Al primer gol húngaro, tanto abuela como papá lo asimilaron mejor que el
propio Solé, quien ya había anunciado que en cualquier momento "se nos
caería la noche". La abuela sólo suspiró y dijo:
-Nos va a costar bastante más de lo que yo pensaba.
Mi padre cumpliendo sus obligaciones de yerno, creyó necesario darle un dato
más tranquilizador.
-Nadie que haga el primer gol, ha ganado la final del Campeonato del Mundo.
-Pero esta no es la final -objeté.
Mi padre me miró como si yo fuera un secante.
-Es -decretó.
El segundo gol, sacó a mi padre definitivamente de su silla. No se sentó
más. Como si siguiera una pelota, comenzó a ir y volver a su antojo por el
comedor vacío. A cada instante, consultaba su reloj.
Que yo recuerde, ni la abuela ni papá festejaron demasiado el primer gol de
Hohberg. Tampoco Solé, que lo gritó de golpe, como si la jugada lo hubiese
sorprendido.
Como a los tres minutos, cuando casi hacemos otro gol, mi padre gritó como
cuatro años atrás:
-¡Uruguaaay! ¡Uruguaaay! ¡Los tenemos!
La abuela empezó a mecerse, hacía rato que se había quedado quietita.
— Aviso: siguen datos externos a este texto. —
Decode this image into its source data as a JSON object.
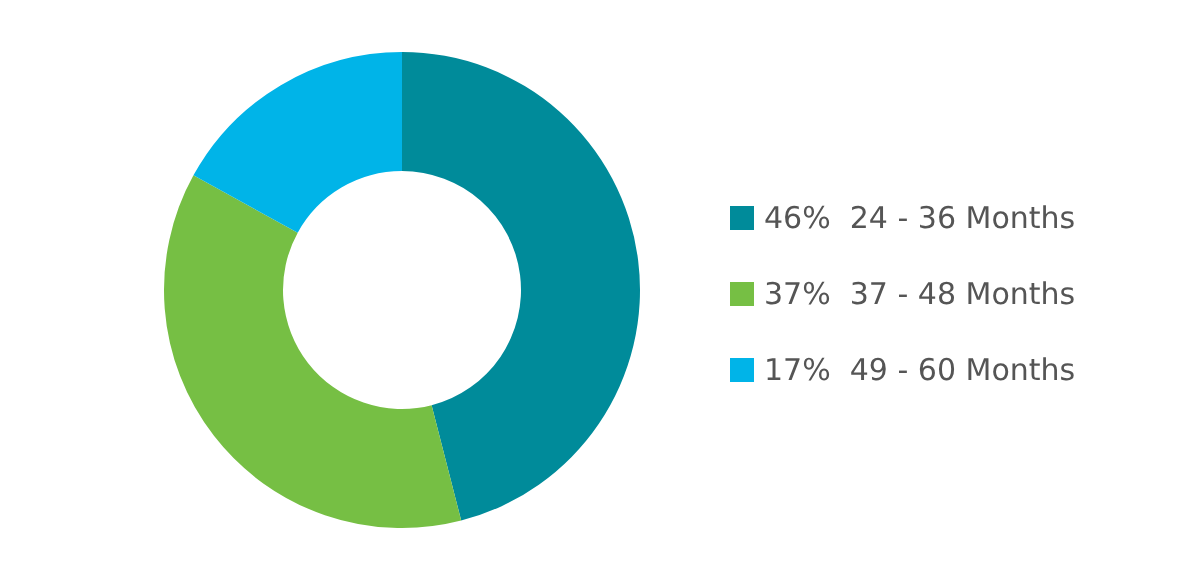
{
  "chart_data": {
    "type": "donut",
    "categories": [
      "24 - 36 Months",
      "37 - 48 Months",
      "49 - 60 Months"
    ],
    "values": [
      46,
      37,
      17
    ],
    "value_labels": [
      "46%",
      "37%",
      "17%"
    ],
    "colors": [
      "#008b9a",
      "#76bf44",
      "#00b4e8"
    ],
    "legend": "right"
  }
}
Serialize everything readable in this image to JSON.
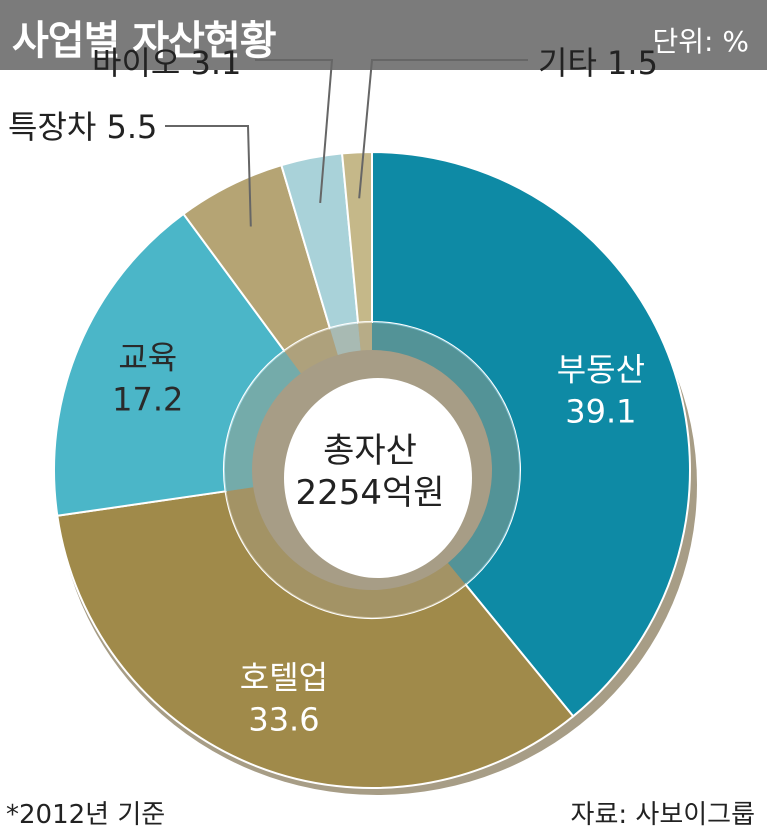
{
  "header": {
    "title": "사업별 자산현황",
    "unit": "단위: %"
  },
  "center": {
    "line1": "총자산",
    "line2": "2254억원"
  },
  "footer": {
    "note": "*2012년 기준",
    "source": "자료: 사보이그룹"
  },
  "chart_data": {
    "type": "pie",
    "variant": "donut",
    "title": "사업별 자산현황",
    "unit": "%",
    "slices": [
      {
        "name": "부동산",
        "value": 39.1,
        "color": "#0e8aa5",
        "label_style": "inside",
        "label_color": "#ffffff"
      },
      {
        "name": "호텔업",
        "value": 33.6,
        "color": "#a08a4a",
        "label_style": "inside",
        "label_color": "#ffffff"
      },
      {
        "name": "교육",
        "value": 17.2,
        "color": "#4bb6c8",
        "label_style": "inside",
        "label_color": "#2a2a2a"
      },
      {
        "name": "특장차",
        "value": 5.5,
        "color": "#b5a474",
        "label_style": "callout",
        "label_color": "#222222"
      },
      {
        "name": "바이오",
        "value": 3.1,
        "color": "#a9d2d9",
        "label_style": "callout",
        "label_color": "#222222"
      },
      {
        "name": "기타",
        "value": 1.5,
        "color": "#c5b889",
        "label_style": "callout",
        "label_color": "#222222"
      }
    ]
  }
}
Cuando se venía el segundo gol, había algo en la voz de Solé que ya lo
festejaba aunque el grito se demoró: o porque Hohberg todavía no había
pateado o porque le faltaba el aire para lanzar el grito. Papá tuvo tiempo
de acercarse a la radio y oír el interminable festejo de don Carlos, a quien
se le entrecortaba la voz y hasta gemía, y acompañarlo con su propio grito,
agachado sobre la radio, como si se lo estuviera gritando en la cara, con
toda la rabia juntada, al propio golero húngaro.
Recién cuando lo húngaros ya habían movido y atacaban y tiraron desviado, se
acordó de nosotros que seguíamos abrazados con la abuela y nos palmeó la
cabeza.
Recuerdo que dijo:
-¡Lo que nos han hecho sufrir estos húngaros!
Esa frase y la creciente emoción de Sole me hicieron pensar que lo peor
había pasado. No sufrí demasiado cuando Schiaffino punteó la pelota y esta
se detuvo en la línea, por el barro. No lo viví como un pésimo agüero. Al
contrario, creí que anunciaba que el gol de la victoria estaba al caer.
A papá le afloró el bolso:
-¡Siempre el mismo! ¡Tenía que haberla reventado!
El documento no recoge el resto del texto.